Dodental aardbeving China opgelopen

Het dodental als gevolg van de aardbeving woensdag in de Chinese provincie Qinghai bij Tibet is vrijdag opgelopen tot 791. Ruim elfduizend mensen zijn gewond geraakt, van wie zo'n twaalfhonderd er slecht aan toe zijn. Ongeveer driehonderd mensen worden nog vermist, meldt het staatspersbureau Xinhua. Het ministerie van burgerzaken zegt dat vijftienduizend woningen zijn verwoest.

Zaterdag moeten zo'n veertigduizend tenten ter plaatse zijn om de mensen die dakloos zijn geworden onderdak te bieden.
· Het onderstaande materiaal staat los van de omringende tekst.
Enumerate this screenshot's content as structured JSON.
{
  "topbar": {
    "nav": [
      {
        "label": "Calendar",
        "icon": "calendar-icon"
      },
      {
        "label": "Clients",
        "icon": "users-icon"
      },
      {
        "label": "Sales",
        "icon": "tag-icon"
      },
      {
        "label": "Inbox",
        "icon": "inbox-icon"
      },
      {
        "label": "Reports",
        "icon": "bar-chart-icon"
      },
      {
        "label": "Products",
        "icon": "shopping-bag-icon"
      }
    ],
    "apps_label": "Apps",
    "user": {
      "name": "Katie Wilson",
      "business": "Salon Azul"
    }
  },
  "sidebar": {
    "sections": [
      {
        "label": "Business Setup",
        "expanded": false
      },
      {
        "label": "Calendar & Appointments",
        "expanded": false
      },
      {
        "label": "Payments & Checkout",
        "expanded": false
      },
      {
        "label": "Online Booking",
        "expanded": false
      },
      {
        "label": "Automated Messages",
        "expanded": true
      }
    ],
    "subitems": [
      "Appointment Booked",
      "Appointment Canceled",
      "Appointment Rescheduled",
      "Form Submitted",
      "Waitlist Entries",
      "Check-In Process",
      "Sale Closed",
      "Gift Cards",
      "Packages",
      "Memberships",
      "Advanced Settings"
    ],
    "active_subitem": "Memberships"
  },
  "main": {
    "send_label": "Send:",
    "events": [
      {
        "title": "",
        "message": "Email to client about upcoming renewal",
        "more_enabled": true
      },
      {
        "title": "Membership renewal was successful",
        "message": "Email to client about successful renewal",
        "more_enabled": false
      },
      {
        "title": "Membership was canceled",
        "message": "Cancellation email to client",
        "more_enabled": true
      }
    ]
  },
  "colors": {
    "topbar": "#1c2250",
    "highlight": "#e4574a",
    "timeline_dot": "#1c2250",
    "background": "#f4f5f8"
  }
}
In Jiegu, de plaats het dichtste bij het epicentrum, ligt 85 procent van de huizen in puin.

De beving had een momentmagnitude van 6,9. Veel naschokken haalden meer dan 5. Hulpverleners en zwaar materieel werden aangevoerd via de luchthaven van Xining, de dichtstbijzijnde grote stad. De rit naar het rampgebied, 860 kilometer verderop, vergt onder de beste omstandigheden al minstens twaalf uur.

De getroffen regio ligt op dezelfde breuklijn als de provincie Sichuan, waar twee jaar geleden bij een aardbeving met een magnitude van 7,9 bijna negentigduizend mensen omkwamen.